Have the people coming up with this idea ever actually used this road? This plan will cause more traffic chaos than it’s worth. How about widening the sidewalks? There’s got to be a better way to give the bikers a safer ride.

Bill Markson

Keep ’em wild

Re “Repping the rainforest” by Jonathan Mendick (SN&R Eco-Hit, October 27):

Promoting the Sacramento Reptile Show in the Eco-Hit section of SN&R would have bordered on laughably absurd if the trade in reptiles was not such a serious environmental- and animal-welfare issue.

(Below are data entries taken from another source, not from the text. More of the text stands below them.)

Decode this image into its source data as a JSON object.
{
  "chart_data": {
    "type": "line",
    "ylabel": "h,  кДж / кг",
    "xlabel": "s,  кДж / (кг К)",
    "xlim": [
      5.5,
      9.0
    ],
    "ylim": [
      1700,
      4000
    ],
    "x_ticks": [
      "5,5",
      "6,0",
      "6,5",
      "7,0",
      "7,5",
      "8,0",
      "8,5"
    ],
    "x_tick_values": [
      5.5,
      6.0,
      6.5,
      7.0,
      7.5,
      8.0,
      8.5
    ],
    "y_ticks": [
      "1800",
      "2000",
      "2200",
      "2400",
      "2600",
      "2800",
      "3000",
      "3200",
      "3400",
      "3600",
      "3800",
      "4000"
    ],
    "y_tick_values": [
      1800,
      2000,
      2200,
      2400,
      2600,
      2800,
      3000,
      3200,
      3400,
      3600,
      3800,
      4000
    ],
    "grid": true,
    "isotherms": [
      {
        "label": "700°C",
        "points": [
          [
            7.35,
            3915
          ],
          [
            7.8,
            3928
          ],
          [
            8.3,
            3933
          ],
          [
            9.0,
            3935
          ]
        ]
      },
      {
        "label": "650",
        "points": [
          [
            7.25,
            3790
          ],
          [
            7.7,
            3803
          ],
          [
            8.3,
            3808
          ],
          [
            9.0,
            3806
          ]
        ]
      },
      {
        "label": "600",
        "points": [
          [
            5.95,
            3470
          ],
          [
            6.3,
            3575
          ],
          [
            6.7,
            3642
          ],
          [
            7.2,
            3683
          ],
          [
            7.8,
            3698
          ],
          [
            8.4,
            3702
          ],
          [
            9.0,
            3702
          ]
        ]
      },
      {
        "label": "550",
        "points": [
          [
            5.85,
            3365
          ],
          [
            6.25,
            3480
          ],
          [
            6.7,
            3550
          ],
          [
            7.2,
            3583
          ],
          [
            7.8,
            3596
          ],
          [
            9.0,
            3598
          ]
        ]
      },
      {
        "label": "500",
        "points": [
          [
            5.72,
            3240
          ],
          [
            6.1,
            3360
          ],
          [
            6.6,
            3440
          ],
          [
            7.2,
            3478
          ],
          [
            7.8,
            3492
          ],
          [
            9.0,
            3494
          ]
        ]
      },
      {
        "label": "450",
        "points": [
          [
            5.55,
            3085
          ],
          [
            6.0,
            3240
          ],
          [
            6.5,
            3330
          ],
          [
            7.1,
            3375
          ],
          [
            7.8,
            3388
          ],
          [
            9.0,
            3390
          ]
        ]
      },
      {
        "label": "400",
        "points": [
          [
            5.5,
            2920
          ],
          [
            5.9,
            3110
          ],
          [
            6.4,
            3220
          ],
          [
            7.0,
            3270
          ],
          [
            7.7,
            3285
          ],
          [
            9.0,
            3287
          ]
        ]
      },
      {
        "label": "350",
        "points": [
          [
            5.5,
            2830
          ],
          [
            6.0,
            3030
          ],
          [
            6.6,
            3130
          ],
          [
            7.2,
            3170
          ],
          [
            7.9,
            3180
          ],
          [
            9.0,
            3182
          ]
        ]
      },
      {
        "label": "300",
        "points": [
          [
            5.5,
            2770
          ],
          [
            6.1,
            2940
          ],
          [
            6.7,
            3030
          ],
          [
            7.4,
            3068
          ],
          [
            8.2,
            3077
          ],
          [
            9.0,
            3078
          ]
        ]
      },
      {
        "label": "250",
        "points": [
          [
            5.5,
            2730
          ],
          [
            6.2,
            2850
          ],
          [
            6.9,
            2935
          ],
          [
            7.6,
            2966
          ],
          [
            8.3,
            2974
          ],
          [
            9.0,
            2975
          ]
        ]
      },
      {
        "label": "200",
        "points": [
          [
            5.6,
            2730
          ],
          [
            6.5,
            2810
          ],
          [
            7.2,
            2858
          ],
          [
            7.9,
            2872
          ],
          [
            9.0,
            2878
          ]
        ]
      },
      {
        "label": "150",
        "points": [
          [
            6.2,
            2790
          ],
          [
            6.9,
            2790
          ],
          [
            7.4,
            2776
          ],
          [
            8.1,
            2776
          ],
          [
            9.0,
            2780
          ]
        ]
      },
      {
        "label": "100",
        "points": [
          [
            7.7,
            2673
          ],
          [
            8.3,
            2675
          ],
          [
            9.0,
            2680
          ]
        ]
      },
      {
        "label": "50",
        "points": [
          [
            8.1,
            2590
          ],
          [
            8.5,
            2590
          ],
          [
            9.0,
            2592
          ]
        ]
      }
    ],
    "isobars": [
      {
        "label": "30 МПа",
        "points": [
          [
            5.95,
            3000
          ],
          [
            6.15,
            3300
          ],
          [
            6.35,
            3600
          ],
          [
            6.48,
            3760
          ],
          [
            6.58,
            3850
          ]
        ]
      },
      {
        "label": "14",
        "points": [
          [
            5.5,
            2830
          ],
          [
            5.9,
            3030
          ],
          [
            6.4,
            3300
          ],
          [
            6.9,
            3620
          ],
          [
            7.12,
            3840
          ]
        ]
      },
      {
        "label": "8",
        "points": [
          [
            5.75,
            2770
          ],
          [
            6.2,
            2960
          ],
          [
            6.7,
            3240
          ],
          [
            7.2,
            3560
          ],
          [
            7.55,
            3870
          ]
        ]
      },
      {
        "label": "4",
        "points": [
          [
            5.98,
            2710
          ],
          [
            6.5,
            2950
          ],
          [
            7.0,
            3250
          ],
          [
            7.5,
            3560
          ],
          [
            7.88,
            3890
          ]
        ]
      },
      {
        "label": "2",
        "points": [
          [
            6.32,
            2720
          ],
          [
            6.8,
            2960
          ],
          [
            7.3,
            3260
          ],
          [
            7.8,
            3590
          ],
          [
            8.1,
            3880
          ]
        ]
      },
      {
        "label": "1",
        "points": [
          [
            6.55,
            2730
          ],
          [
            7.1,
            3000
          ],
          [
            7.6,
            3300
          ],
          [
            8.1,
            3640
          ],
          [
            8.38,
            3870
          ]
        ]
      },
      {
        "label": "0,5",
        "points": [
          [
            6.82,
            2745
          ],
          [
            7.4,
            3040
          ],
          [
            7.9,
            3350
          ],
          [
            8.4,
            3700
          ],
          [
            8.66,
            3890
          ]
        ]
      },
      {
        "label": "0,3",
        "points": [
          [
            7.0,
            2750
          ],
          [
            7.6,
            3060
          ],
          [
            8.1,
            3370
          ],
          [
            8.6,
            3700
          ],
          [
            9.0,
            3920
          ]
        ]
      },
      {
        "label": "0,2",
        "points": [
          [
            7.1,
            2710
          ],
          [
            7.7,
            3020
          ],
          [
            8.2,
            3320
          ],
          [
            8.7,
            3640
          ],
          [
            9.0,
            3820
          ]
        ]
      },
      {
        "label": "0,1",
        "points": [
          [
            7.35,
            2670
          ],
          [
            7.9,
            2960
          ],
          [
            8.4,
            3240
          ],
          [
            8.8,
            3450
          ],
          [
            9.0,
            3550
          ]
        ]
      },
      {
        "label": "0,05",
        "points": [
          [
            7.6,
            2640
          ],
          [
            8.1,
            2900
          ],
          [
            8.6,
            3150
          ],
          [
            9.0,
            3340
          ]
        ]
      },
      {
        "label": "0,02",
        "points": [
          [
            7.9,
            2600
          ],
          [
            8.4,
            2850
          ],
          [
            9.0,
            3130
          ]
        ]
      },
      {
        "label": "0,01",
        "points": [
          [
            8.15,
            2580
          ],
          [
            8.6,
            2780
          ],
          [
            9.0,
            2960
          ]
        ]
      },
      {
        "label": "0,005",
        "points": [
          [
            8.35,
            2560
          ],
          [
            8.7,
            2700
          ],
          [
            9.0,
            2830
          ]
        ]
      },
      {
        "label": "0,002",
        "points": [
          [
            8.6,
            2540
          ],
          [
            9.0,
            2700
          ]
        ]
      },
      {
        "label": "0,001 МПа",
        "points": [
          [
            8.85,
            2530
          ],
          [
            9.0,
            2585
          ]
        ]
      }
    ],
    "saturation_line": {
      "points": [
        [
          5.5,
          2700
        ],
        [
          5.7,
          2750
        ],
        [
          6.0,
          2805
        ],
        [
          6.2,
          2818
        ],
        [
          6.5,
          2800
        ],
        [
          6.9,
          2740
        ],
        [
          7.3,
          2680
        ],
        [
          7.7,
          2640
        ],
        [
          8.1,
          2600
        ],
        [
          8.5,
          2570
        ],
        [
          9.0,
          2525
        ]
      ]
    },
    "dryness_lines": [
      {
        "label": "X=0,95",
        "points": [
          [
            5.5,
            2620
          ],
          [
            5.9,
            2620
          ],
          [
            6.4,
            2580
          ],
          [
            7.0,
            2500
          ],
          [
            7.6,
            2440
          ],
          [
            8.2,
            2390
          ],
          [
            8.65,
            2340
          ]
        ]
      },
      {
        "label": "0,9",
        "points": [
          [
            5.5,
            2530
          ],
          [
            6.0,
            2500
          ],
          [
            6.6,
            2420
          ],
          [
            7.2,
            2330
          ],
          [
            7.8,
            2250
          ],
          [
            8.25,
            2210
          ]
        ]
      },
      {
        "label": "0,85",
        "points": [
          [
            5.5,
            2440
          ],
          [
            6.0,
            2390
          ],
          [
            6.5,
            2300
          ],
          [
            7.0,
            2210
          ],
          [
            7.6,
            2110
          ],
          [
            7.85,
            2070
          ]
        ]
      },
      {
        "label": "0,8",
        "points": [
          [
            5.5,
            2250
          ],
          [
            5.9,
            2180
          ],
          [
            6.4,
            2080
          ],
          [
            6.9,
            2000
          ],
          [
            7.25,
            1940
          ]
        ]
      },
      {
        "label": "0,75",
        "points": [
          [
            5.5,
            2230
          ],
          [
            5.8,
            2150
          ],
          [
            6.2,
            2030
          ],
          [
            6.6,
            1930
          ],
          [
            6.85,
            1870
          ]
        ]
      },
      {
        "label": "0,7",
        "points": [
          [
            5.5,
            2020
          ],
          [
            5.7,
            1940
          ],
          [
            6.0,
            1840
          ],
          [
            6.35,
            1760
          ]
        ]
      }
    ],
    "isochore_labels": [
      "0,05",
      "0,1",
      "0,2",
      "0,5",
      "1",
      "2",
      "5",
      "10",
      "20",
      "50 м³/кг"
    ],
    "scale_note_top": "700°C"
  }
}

The U.S. is a major importer of live reptiles for the exotic-pet trade. Hundreds of reptile species are imported from all over the world. Wild-caught reptiles or reptiles that are offspring from wild-caught parents make up the majority of reptiles held in private hands.

The lack of comprehensive information on the biology and population status for most traded species make it impossible to reliably set scientifically determinable “harvest quotas,” i.e., the number of animals that can ostensibly be removed without negatively impacting the population. Moreover, presently there are no reliable marking systems that distinguish legal from illegally captured reptiles.

While the animal-welfare concerns surrounding trade in wild-caught reptiles whether legal or illegal is obvious to most, few people are aware of the cruelty inherent in captive breeding of reptiles for the pet trade.

Reptile-breeding facilities typically house and stack reptiles in small to mid-sized barren aquariums or clear plastic containers. While such housing may be standard in the reptile industry, it is hardly capable of accommodating and/or facilitating natural reptile behavior. To propagate a species only to relinquish it to an environment in such stark contrast to the habitat to which it is adapted is not humane.

I imagine that many of the children who saw these exotic reptiles at the show did not go home and ask their parents how they could protect these animals in the wild—they probably asked if they could have one of their own. I hope for the sake of the kids, and the reptiles, their parents told them that wild animals belong in the wild.